Thank you for participating in the What’s New, Switzerland? research project. We are researchers in the Department of Language and Information Sciences at the University of Lausanne (project leader: Aris Xanthos, aris.xanthos [at] unil.ch). The purpose of our research is to study interpersonal digital communication in Switzerland. The WhatsApp data we are collecting is used for the analysis of messages, in particular for affective statements in text messaging.
The collected data will be accessed by the WNS research team and, on request and under a restrictive license, by members of the scientific community for research purposes. The data you are donating is saved on a server in Switzerland in ecrypted form for security. For the protection of your privacy, we automatically remove or replace family names, first names, numbers (including phone numbers), street addresses, e-mail addresses and URLs in the data you are donating.
After confirming your consent, you will be asked a few questions about your demographic profile (age, gender, language skills, degree of familiarity with digital communication). You will also be asked to provide the email addresses of the other participants in the WhatsApp chat. You will be given the opportunity to indicate any additional sensitive words of your own (for example, rare names, rare diseases, etc.) that are or might be in the chat that might allow someone to identify you. After that, your participation is done! You may, of course, donate more chats if you would like to.
The other participants in the chat will also receive an email with the opportunity to give consent, answer the questions, and submit sensitive words.
The research team will use the data to better understand the dynamics of the communication of emotion in interpersonal digital conversations in Swiss national languages. We will publish their findings (on paper as well as online) in peer-reviewed journals and open access reports. We will present findings at conferences, including a videoconference prepared specially for giving back to the participants of the study (thus you).
Who can take part in this study?
People aged between 16 and 80 years old living in Switzerland can take part in this study.
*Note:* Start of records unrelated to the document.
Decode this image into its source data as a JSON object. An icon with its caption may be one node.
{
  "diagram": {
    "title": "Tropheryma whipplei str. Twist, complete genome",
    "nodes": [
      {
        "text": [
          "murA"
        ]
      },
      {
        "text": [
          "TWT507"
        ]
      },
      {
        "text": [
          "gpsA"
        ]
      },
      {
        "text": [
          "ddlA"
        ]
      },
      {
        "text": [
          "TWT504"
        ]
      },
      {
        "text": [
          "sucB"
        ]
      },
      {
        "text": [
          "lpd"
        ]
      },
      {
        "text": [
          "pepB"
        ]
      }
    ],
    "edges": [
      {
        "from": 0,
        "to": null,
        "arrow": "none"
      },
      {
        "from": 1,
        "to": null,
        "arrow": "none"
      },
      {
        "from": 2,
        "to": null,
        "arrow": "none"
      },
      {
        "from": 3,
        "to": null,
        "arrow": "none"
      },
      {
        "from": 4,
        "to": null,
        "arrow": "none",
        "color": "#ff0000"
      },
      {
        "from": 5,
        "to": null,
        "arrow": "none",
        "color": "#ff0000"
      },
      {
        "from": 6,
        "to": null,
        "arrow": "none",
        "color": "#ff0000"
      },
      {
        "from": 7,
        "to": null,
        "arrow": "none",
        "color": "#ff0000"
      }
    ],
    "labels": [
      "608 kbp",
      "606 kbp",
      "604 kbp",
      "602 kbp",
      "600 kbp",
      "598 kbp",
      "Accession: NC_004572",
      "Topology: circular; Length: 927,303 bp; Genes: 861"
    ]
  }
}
If you are afraid that your participation in the study may have a negative impact on you, please refrain from taking part in the study.
Will there be any benefits in taking part?
We will share our research results with you if you are interested and will tell you about our observations regarding the communication of emotion in interpersonal digital conversations. In addition, you may choose to enter our weekly draw and get a chance to win a gift card.
Will there be any risks in taking part?
We make our best efforts and use the latest technology to both ensure that your data is treated in a confidential way and reduce the residual risk that you can be identified based on the content of your messages. However we cannot entirely suppress any such residual risk.
What happens if I decide that I do not want to take part during the actual study, or decide that I do not want the information I have given to be used?
You are free to withdraw at any time without giving a reason or facing negative consequences. You can request access to your own data or withdraw them by contacting firstname.lastname@example.org (withdrawal requests after the release of the data planned for 2023 will be respected but versions of the corpus shared before your request cannot be modified).
How will you ensure that I cannot be identified based on data that I contribute?
Your email address will only be linked to the data you send in order to be able to retrieve or remove your data, should you request to do so, to contact prize winners (should they wish to enter the draw), and to verify that the conditions for the participation in the data collection campaign have been met. The demographic information asked from you does not enable us to identify you as a person. The data you are donating is saved on a server in Switzerland for security. For the protection of your privacy, we automatically remove or replace family names, first names, numbers (including phone numbers), street addresses, e-mail addresses and URLs in the data you are donating, using named entity recognition algorithms. You can list additional sensitive words of your own (for example, rare names, rare diseases, etc.) and we will remove them from your chat data. The data de-identified in this way will then be coded partly by hand and partly by machine and will be shared as language data (corpus) for other researchers who request access to it, but not to the general public. In a later stage of this research, short excerpts (less than 7 consecutive messages) taken from de-identified chats may be presented to citizen scientists for annotation purposes.
Please contact us if there is anything that is not clear or if you would like to receive more information. We appreciate your help with our efforts to better understand the communication of emotion in interpersonal digital conversations in Swiss national languages.
The What’s New, Switzerland? research team at the University of Lausanne, made up of Aris Xanthos, Prakhar Gupta, and Leyla Benkais, commit to the following:
- destroy all raw data as soon as the chats have been been pseudonymized and de-identified
- destroy the chats where not all of the consent has been obtained by the end of the data collection period
- destroy as soon as possible the chats of users requesting us to do so
- only engage with the raw data in order to de-identify it
- not to divulge any personal information from the raw chats in any way to any person.